The contradictory title will make sense by the end of this one. A despondent man shows up on the Jersey shore to end it all, but is accidentally saved by a teenage girl. Greg Jerden (Mark Hefti) has lost his will to live due to a tragic accident he caused in the past, one that resulted in the loss of his wife and unborn daughter.

Flashbacks illustrate his torment through memory and recurring nightmares in which his wife Sarah (Elizabeth Brissenden) becomes so achingly real that he speaks aloud to her, only to awaken and be faced with her absence once more.

Julie Peterson (Scout Taylor Compton) is days away from being 17 and the life force within her is as strong as Greg’s is weak. Through several acts of kindness and some emotional pep talks, complete with examples, the teen gradually persuades Greg to accept life once more, with the eventual goal of him being able to embrace it the way she does.

Julie’s got an ironic secret though, one I bet the reader can guess without benefit of further hint. Other players in this quiet little drama include Julie’s widowed father Paul (Ken Arnold), his second wife Grace (Mika Nishida), the Chief of Police Berg (Warren Draper), store owner Curtis Schmidt (David Brown) whose son Bret (Luke Pennington) is smitten with Julie. She is not smitten with him, though and continues to keep company with the melancholy Greg, believing that she is his only lifeline.

There is no romantic involvement afoot, only the deep commitment of friends who are there for each other during times of despair. Police Chief Berg has a secret of his own and fights the urge to wallow in grief until he gets his hands on a bottle of hard liquor.
Grace wants a child, Paul does not. Most of the characters are suspicious of Greg throughout the length of the film – his looks (scruffy and unkempt), his motives (Julie is young and naïve) and his tragic, unsettling past, which is researched through newspaper clippings.

Wrapping up storylines during the final moments of a film is gratifying when done well. Tomorrow is Today does it well. Although there are some predictable outcomes, there are also some sweet, meaningful surprises. Look for the flash of green during the last second and watch Greg’s face as you see it.
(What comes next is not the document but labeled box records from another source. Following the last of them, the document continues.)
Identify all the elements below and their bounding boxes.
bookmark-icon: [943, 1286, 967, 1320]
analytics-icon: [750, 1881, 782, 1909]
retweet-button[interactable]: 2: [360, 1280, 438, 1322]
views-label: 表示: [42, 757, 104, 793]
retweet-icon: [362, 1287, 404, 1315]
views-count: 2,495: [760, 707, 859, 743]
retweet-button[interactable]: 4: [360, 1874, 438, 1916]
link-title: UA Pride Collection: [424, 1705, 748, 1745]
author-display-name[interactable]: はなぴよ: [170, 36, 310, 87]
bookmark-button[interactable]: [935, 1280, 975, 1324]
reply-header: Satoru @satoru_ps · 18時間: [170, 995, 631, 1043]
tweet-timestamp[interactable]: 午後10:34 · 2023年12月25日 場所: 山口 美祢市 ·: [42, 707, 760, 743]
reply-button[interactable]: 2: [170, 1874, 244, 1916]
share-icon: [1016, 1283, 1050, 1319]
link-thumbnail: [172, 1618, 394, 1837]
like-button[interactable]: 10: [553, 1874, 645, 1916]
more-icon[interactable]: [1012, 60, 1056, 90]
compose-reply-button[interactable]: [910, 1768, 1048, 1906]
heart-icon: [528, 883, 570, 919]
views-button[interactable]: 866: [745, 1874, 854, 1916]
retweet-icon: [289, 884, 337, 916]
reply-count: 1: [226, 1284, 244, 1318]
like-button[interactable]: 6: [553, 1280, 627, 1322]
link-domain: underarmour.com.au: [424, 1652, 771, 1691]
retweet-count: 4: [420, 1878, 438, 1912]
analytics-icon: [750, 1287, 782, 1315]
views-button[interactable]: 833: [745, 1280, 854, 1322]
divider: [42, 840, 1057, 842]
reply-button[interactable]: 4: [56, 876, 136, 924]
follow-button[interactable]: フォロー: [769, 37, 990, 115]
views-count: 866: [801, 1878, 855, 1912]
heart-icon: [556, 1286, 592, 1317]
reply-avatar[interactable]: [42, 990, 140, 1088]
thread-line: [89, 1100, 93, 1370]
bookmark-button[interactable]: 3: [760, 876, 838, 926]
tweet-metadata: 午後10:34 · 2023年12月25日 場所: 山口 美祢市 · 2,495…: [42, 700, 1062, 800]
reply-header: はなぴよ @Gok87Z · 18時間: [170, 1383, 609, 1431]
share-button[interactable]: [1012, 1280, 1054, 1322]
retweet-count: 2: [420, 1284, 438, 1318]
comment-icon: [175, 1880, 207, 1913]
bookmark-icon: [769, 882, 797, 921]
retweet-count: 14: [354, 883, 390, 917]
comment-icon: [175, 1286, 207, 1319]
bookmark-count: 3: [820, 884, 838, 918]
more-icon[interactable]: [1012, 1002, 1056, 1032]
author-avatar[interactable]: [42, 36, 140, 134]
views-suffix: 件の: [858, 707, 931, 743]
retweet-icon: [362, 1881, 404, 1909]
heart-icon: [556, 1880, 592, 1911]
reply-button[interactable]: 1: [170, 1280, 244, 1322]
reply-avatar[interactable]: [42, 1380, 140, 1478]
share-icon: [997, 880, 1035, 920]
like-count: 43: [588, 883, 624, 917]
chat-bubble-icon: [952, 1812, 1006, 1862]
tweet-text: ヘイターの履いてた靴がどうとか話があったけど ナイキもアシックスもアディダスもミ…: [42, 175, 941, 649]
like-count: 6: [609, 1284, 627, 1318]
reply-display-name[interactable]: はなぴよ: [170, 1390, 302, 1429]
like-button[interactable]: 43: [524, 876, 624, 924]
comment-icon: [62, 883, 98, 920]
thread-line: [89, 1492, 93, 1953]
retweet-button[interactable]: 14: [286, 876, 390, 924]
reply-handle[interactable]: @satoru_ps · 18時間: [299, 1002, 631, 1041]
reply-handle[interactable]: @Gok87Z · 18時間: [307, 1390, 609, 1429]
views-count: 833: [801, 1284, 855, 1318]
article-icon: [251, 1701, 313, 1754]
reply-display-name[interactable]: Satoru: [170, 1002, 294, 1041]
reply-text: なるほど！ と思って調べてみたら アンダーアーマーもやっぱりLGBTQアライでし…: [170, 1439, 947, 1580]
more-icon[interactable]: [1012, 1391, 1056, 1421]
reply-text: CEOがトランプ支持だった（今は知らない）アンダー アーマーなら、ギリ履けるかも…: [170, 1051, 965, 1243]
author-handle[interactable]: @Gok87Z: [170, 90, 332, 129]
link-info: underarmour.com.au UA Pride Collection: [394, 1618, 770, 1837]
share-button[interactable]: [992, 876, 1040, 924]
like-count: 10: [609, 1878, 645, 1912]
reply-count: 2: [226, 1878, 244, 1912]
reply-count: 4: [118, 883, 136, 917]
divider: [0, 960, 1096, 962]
Mark Hefti possesses the very face of sadness and despair. Scout Taylor-Compton turns in a natural, low-key performance as Julie that makes it easy to comprehend Greg’s transformation through his association with her. Supporting characters are surprisingly kind, even through the initial misunderstanding that Greg’s appearance evokes. Grace is not a wicked stepmother, and Mika Nishida gives her three-dimensional depth.

Ken Arnold as Julie’s worried father is not the unreasonable patriarch (for long). Warren Draper’s Chief Berg channels a remarkable insight into Greg’s behavior because of his own tragedy and is a refreshing change from the usual macho cop. David Brown’s Curtis is a guy with a big heart who also becomes the voice of reason in tense situations.

Director Frederic Lumiere (Fatima) does not give us any great highs or lows, preferring to let sweeping scenery, pensive music, and wisdom-laden words make the required impact; missing are fists, hysterics, or even loud arguments. The dialogue can be poetic at times and Lumiere is content to let it resonate with his viewers. Lead actor Mark Hefti also wrote the screenplay, so he gets the credit for the film’s opening line, “Life is a dance between monotony and miracles.” If that appeals to you, the rest of the film will as well.

As for the title, think: Choose Life. Think: Carpe Diem. Think: live in the moment, and you will have an excellent idea of the film’s mindset. If you can commit to 98 minutes without CGI, profanity, nudity or blood, you’ll appreciate this gentle film that is itself full of appreciation.

This multiple award-winning* 2009 release is available on DVD.

*Trimedia Festival (Best of Festival, Audience Award), Garden State Film Festival (Best Homegrown Feature) Method Fest Film Festival (Best Actress), Phuket International Film Festival (Best Actor, Audience Award), Rhode Island Film Festival (Directorial Discovery Award), California Independent Film Festival (Best Score), Purple Violet Film Festival (Best Professional Feature).